Increasing life spans and a reluctance to leave the bench have undoubtedly reduced the power of the electorate to influence the Court through the appointment process, but some scholars argue about whether this actually matters.  For those to whom it does, remedies offered include term limits and a mandatory retirement age.

"The fact that we haven't had a vacancy for 11 years raises some questions of whether more frequent turnover would be desirable," says Christopher H. Schroeder, professor of law and public policy studies at Duke University. "Lifetime appointments may have been reasonable back in 1889," says Barnett, "but it seems excessive now with people's increased life spans."

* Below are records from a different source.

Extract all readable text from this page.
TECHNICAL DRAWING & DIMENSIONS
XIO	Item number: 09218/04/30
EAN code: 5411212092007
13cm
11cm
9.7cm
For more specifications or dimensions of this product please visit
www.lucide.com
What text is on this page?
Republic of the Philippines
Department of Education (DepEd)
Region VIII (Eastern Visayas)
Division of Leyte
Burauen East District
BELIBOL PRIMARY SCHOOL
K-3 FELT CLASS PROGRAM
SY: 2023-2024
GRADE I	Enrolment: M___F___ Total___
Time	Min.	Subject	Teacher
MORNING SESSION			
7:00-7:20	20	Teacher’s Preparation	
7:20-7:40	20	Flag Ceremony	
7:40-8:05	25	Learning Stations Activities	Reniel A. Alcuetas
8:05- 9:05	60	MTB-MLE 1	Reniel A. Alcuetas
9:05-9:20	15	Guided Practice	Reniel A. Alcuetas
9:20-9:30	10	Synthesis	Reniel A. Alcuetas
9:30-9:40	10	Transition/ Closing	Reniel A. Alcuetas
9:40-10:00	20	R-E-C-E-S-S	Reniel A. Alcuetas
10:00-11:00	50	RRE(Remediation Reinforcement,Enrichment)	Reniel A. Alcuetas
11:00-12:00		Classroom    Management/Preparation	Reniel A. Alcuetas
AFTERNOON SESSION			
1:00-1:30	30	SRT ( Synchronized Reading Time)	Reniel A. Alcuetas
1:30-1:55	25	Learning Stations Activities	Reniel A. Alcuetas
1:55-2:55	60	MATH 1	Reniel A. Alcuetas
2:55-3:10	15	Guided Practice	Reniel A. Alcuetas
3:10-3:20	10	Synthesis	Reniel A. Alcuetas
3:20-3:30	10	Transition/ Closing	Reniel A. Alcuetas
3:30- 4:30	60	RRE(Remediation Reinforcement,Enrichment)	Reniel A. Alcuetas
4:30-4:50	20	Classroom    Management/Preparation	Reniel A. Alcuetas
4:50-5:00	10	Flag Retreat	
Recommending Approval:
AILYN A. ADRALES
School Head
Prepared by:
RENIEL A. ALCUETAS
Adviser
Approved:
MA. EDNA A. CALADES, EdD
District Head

Counter arguments are just as strong, however.  "Age does not make that much of a difference when it comes to interpreting the law," explains Shapiro.  "Judges in general and Supreme Court justices in particular are the recipients of a constant stream of information about every subject they may encounter."  "If it ain't broke, don't fix it," says Chemerinsky.  "I appeared before the court twice last year and there was nothing to indicate that Justice Stevens, at 85 years old, was incapable of doing the job he was appointed to do."

A mandatory retirement age may not be the answer to contemporizing the court, but term limits might.  "Term limits would take some of the lightning rod effect out of the nomination process," says Schroeder.  They could also inject a new type of dynamism into the institution, regardless of ideology and perspective.  "I think term limits would change things dramatically," speculates Weisselberg.  "You would have many more opportunities to appoint justices, which would result in less stability on the court.  Whether regular turnover would be positive or not, I'm not sure."

All of these structural issues—a Court that goes to bat for a Congress that won't step up to the plate "one-run" decisions supported by multiple, competing opinions and lifetime appointments—may well be inconsequential. Yet, surely these broader themes deserve as much consideration as the long-forgotten files of an eminent nominee.